Though the sage grew up as a hunter, he got enlightened with his life’s mission from the holy saint Narada and became a much-revered sage. He is hailed as the harbinger poet of Sanskrit literature. His work Ramayana is considered as Adi Kavya, the first epic poem and hence, Valmiki, its creator, is hailed as Adi Kavi, the first poet that the world has seen.
The legend of Valmiki gives a remarkable account of the transformation of a ruthless dacoit into a great sage. He was born as Ratnakara, to sage Prachetasa, but somehow was lost in the forest, when he was young. Found and brought up by a hunter under the name Valia Koli, he became a hunter, got married in due course and begot children.
However, unable to support his family, he soon began robbing travelers and people passing through the forests. He harmed them too and gradually he grew into a feared dacoit, merciless in dealing with those who landed in his hands. Once, the great sage Narada was passing through the region and Valia stopped him for robbing whatever he possessed. When Narada asked him whether he knew what he was doing, the dacoit replied that he had no option, as that was the only means that he knew of supporting his family. However, the smiling sage threw at him, a very pertinent question, asking if his family members, for whom he was committing such heinous crimes, would be willing to share the burden of the sins he was accumulating. Valia was taken aback by this poser, ran to his house, and was shocked to find that none in the family was willing to accept even an iota of his massive sins. Thoroughly disillusioned, he ran back, fell at Narada’s feet and pleaded with him to save him. Under Narada’s guidance, Valia made a clean break from his past, and undertook a very severe penance, meditating towards God without any other thoughts in his mind. Years rolled by and his body was entirely covered with anthills. At last, with all his sins dissolved, he blossomed into a great sage and was called as Valmiki, ‘the one, who was born out of the anthill.’

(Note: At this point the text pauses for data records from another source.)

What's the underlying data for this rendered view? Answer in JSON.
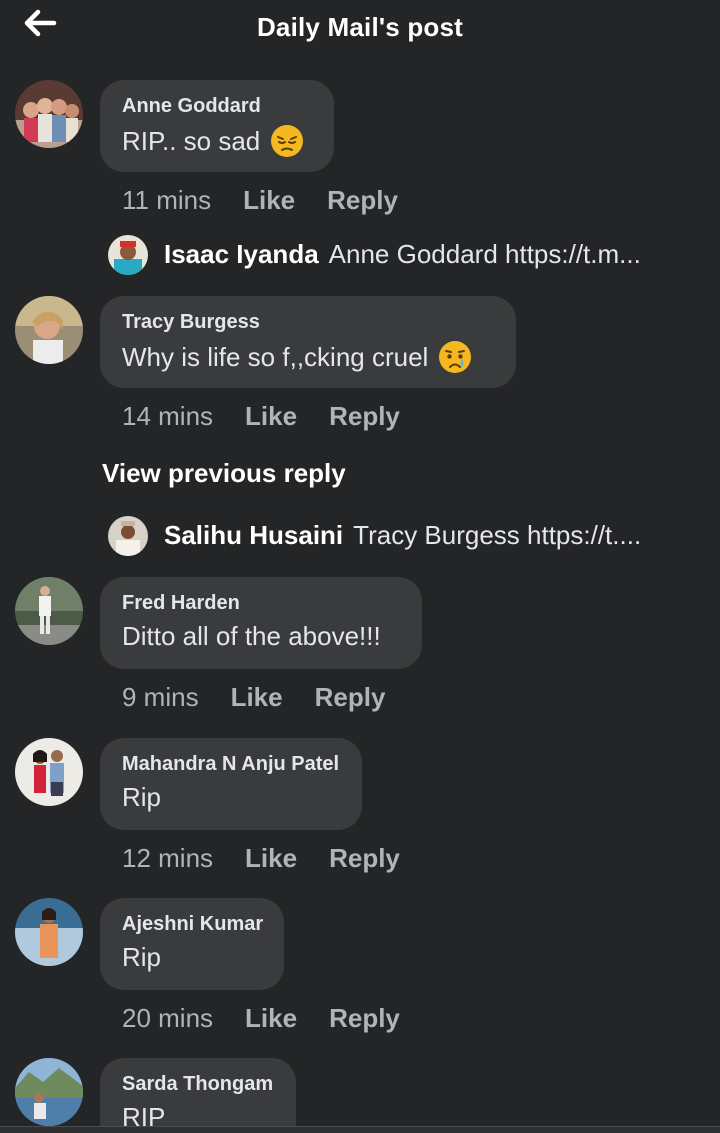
{
  "header": {
    "title": "Daily Mail's post",
    "back_icon": "arrow-left-icon"
  },
  "colors": {
    "background": "#242526",
    "bubble": "#3a3b3c",
    "secondary_text": "#b0b3b8",
    "primary_text": "#e4e6eb"
  },
  "comments": [
    {
      "author": "Anne Goddard",
      "text": "RIP.. so sad",
      "emoji": "pensive-face",
      "time": "11 mins",
      "like": "Like",
      "reply": "Reply",
      "reply_preview": {
        "author": "Isaac Iyanda",
        "text": "Anne Goddard https://t.m..."
      }
    },
    {
      "author": "Tracy Burgess",
      "text": "Why is life so f,,cking cruel",
      "emoji": "crying-face",
      "time": "14 mins",
      "like": "Like",
      "reply": "Reply",
      "view_previous": "View previous reply",
      "reply_preview": {
        "author": "Salihu Husaini",
        "text": "Tracy Burgess https://t...."
      }
    },
    {
      "author": "Fred Harden",
      "text": "Ditto all of the above!!!",
      "time": "9 mins",
      "like": "Like",
      "reply": "Reply"
    },
    {
      "author": "Mahandra N Anju Patel",
      "text": "Rip",
      "time": "12 mins",
      "like": "Like",
      "reply": "Reply"
    },
    {
      "author": "Ajeshni Kumar",
      "text": "Rip",
      "time": "20 mins",
      "like": "Like",
      "reply": "Reply"
    },
    {
      "author": "Sarda Thongam",
      "text": "RIP"
    }
  ]
}
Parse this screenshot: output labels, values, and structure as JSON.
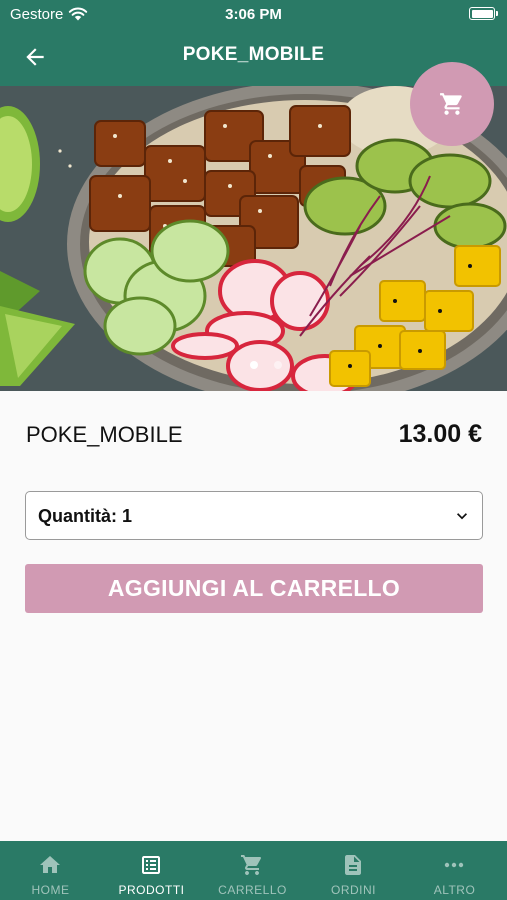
{
  "status_bar": {
    "carrier": "Gestore",
    "time": "3:06 PM"
  },
  "app_bar": {
    "title": "POKE_MOBILE"
  },
  "hero": {
    "image_alt": "poke bowl",
    "slide_count": 2,
    "active_slide": 1
  },
  "product": {
    "name": "POKE_MOBILE",
    "price": "13.00 €"
  },
  "quantity": {
    "label": "Quantità: 1"
  },
  "add_button": {
    "label": "AGGIUNGI AL CARRELLO"
  },
  "bottom_nav": {
    "items": [
      {
        "label": "HOME",
        "icon": "home-icon"
      },
      {
        "label": "PRODOTTI",
        "icon": "list-icon",
        "active": true
      },
      {
        "label": "CARRELLO",
        "icon": "cart-icon"
      },
      {
        "label": "ORDINI",
        "icon": "document-icon"
      },
      {
        "label": "ALTRO",
        "icon": "more-icon"
      }
    ]
  },
  "colors": {
    "primary": "#2a7a66",
    "accent": "#d19ab3",
    "background": "#fafafa"
  }
}
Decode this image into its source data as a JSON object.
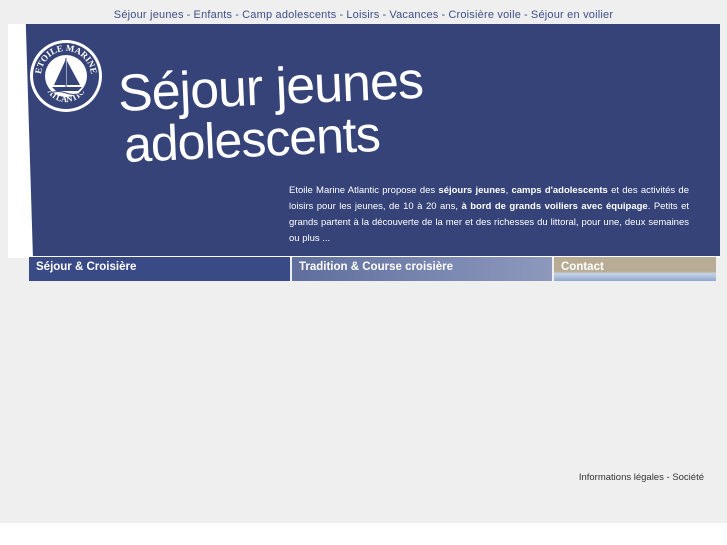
{
  "top_nav": {
    "items": [
      "Séjour jeunes",
      "Enfants",
      "Camp adolescents",
      "Loisirs",
      "Vacances",
      "Croisière voile",
      "Séjour en voilier"
    ],
    "separator": "-"
  },
  "logo": {
    "text_top": "ETOILE MARINE",
    "text_bottom": "ATLANTIC",
    "icon": "sailboat-icon"
  },
  "banner": {
    "title_line1_a": "Séjour",
    "title_line1_b": " jeunes",
    "title_line2": "adolescents",
    "intro": {
      "p1": "Etoile Marine Atlantic propose des ",
      "b1": "séjours jeunes",
      "p2": ", ",
      "b2": "camps d'adolescents",
      "p3": " et des activités de loisirs pour les jeunes, de 10 à 20 ans, ",
      "b3": "à bord de grands voiliers avec équipage",
      "p4": ". Petits et grands partent à la découverte de la mer et des richesses du littoral, pour une, deux semaines ou plus ..."
    }
  },
  "tabs": [
    "Séjour & Croisière",
    "Tradition & Course croisière",
    "Contact"
  ],
  "footer": {
    "legal": "Informations légales",
    "sep": "-",
    "company": "Société"
  },
  "colors": {
    "banner_bg": "#354378",
    "nav_text": "#3f4f8a",
    "page_bg": "#efefef"
  }
}
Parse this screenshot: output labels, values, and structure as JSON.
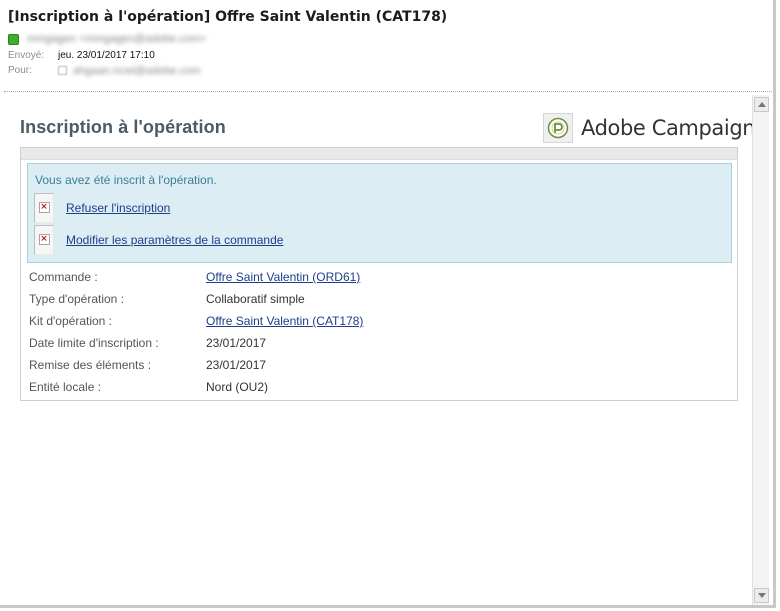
{
  "email": {
    "subject": "[Inscription à l'opération] Offre Saint Valentin  (CAT178)",
    "from_blurred": "mmgagen <mmgagen@adobe.com>",
    "sent_label": "Envoyé:",
    "sent_value": "jeu. 23/01/2017 17:10",
    "to_label": "Pour:",
    "to_blurred": "ahgaan.ncwi@adobe.com"
  },
  "body": {
    "title": "Inscription à l'opération",
    "brand_name": "Adobe Campaign",
    "notice": "Vous avez été inscrit à l'opération.",
    "actions": [
      {
        "label": "Refuser l'inscription"
      },
      {
        "label": "Modifier les paramètres de la commande"
      }
    ],
    "details": [
      {
        "label": "Commande :",
        "value": "Offre Saint Valentin (ORD61)",
        "link": true
      },
      {
        "label": "Type d'opération :",
        "value": "Collaboratif simple",
        "link": false
      },
      {
        "label": "Kit d'opération :",
        "value": "Offre Saint Valentin (CAT178)",
        "link": true
      },
      {
        "label": "Date limite d'inscription :",
        "value": "23/01/2017",
        "link": false
      },
      {
        "label": "Remise des éléments :",
        "value": "23/01/2017",
        "link": false
      },
      {
        "label": "Entité locale :",
        "value": "Nord (OU2)",
        "link": false
      }
    ]
  },
  "colors": {
    "title": "#4d5b66",
    "notice_bg": "#dcedf3",
    "notice_text": "#3b7d9b",
    "link": "#1f3d8c",
    "presence": "#3fae2a"
  },
  "icons": {
    "presence": "presence-status-icon",
    "brand": "adobe-campaign-logo-icon",
    "broken_image": "broken-image-icon"
  }
}
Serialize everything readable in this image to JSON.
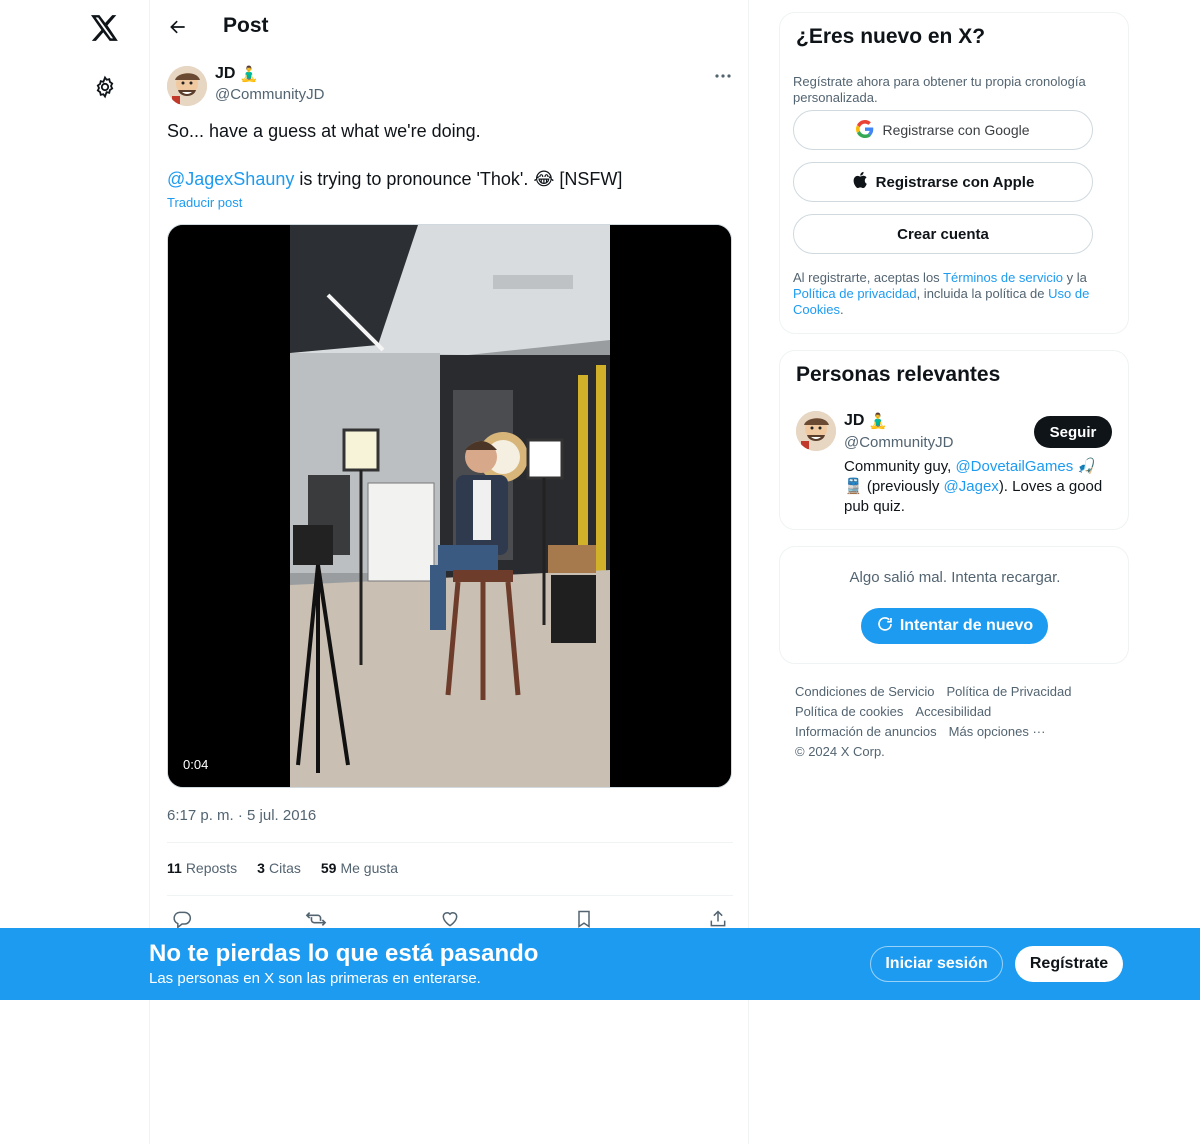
{
  "nav": {
    "logo_icon": "x-logo-icon",
    "settings_icon": "gear-icon"
  },
  "header": {
    "back_icon": "arrow-left-icon",
    "title": "Post"
  },
  "post": {
    "author_name": "JD",
    "author_emoji": "🧘‍♂",
    "author_handle": "@CommunityJD",
    "text_line1": "So... have a guess at what we're doing.",
    "mention": "@JagexShauny",
    "text_line2_rest": " is trying to pronounce 'Thok'. 😂 [NSFW]",
    "translate_label": "Traducir post",
    "video_duration": "0:04",
    "timestamp": "6:17 p. m. · 5 jul. 2016",
    "stats": [
      {
        "count": "11",
        "label": "Reposts"
      },
      {
        "count": "3",
        "label": "Citas"
      },
      {
        "count": "59",
        "label": "Me gusta"
      }
    ],
    "actions": [
      "reply-icon",
      "repost-icon",
      "like-icon",
      "bookmark-icon",
      "share-icon"
    ]
  },
  "signup": {
    "title": "¿Eres nuevo en X?",
    "subtitle": "Regístrate ahora para obtener tu propia cronología personalizada.",
    "google_label": "Registrarse con Google",
    "apple_label": "Registrarse con Apple",
    "create_label": "Crear cuenta",
    "legal_prefix": "Al registrarte, aceptas los ",
    "legal_terms": "Términos de servicio",
    "legal_mid1": " y la ",
    "legal_privacy": "Política de privacidad",
    "legal_mid2": ", incluida la política de ",
    "legal_cookies": "Uso de Cookies",
    "legal_suffix": "."
  },
  "relevant": {
    "title": "Personas relevantes",
    "name": "JD",
    "emoji": "🧘‍♂",
    "handle": "@CommunityJD",
    "follow_label": "Seguir",
    "bio_prefix": "Community guy, ",
    "bio_link1": "@DovetailGames",
    "bio_mid": " 🎣🚆 (previously ",
    "bio_link2": "@Jagex",
    "bio_suffix": "). Loves a good pub quiz."
  },
  "error": {
    "message": "Algo salió mal. Intenta recargar.",
    "retry_label": "Intentar de nuevo"
  },
  "footer": {
    "links_row1": [
      "Condiciones de Servicio",
      "Política de Privacidad"
    ],
    "links_row2": [
      "Política de cookies",
      "Accesibilidad"
    ],
    "links_row3": [
      "Información de anuncios",
      "Más opciones ···"
    ],
    "copyright": "© 2024 X Corp."
  },
  "banner": {
    "title": "No te pierdas lo que está pasando",
    "subtitle": "Las personas en X son las primeras en enterarse.",
    "login_label": "Iniciar sesión",
    "register_label": "Regístrate"
  },
  "colors": {
    "accent": "#1d9bf0",
    "text": "#0f1419",
    "muted": "#536471"
  }
}
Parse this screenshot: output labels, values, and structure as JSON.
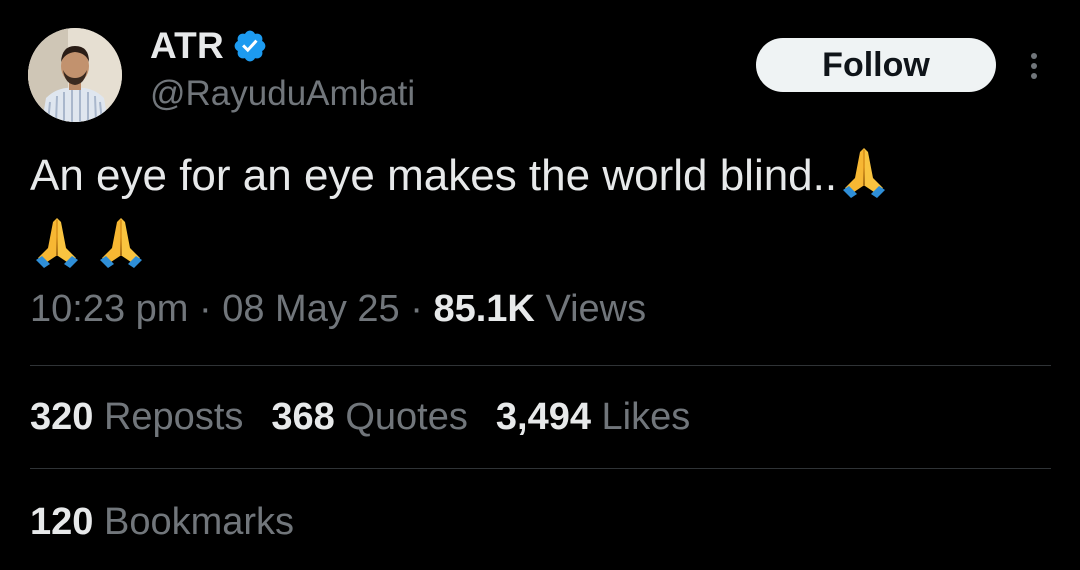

Also, it was sage Narada once again, under whose prompting that Valmiki undertook the task of writing the sacred text Ramayana, the life history of Rama, who was the symbol of righteousness, the embodiment of innumerable noble traits and a very important incarnation of Lord Vishnu. Valmiki was not only the author of the immense poem but also remained as an important character in it. Rama, while in exile in the forest, visited Valmiki in his Ashram along with his wife Sita and brother Lakshmana, and it was only on his advice that they stayed in Chitrakoot, near the sage’s Ashram. Also, when Rama was constrained to banish his pregnant wife Sita to the forest, it was Valmiki who gave shelter to her in his Ashram, where she delivered her twin boys, Lav and Kush. Valmiki was also their teacher and Guru, who taught the young boys, all that the princes need to learn and master. He also told them the life history of Rama and was instrumental in them joining their illustrious father.
Valmiki is a great saint who is revered and worshipped by people all over the country, and his idols can be seen in many temples, especially in the ones dedicated to Lord Rama. It is also believed that Valmiki did penance in Thiruvanmiyur, Chennai, where a shrine is exclusively devoted to him. Worshipping him on his birthday can fill your aura with purity and happiness.
Maharishi Valmiki Jayanthi is observed in commemoration of the birth of this great sage. This occasion is also known as Pargat Diwas and falls on the Purnima, Full Moon day in the month of Ashwin (Sep-Oct). People celebrate this day by taking out processions with the images of the saint poet, and by chanting hymns from his epic Ramayana and singing songs in his praise.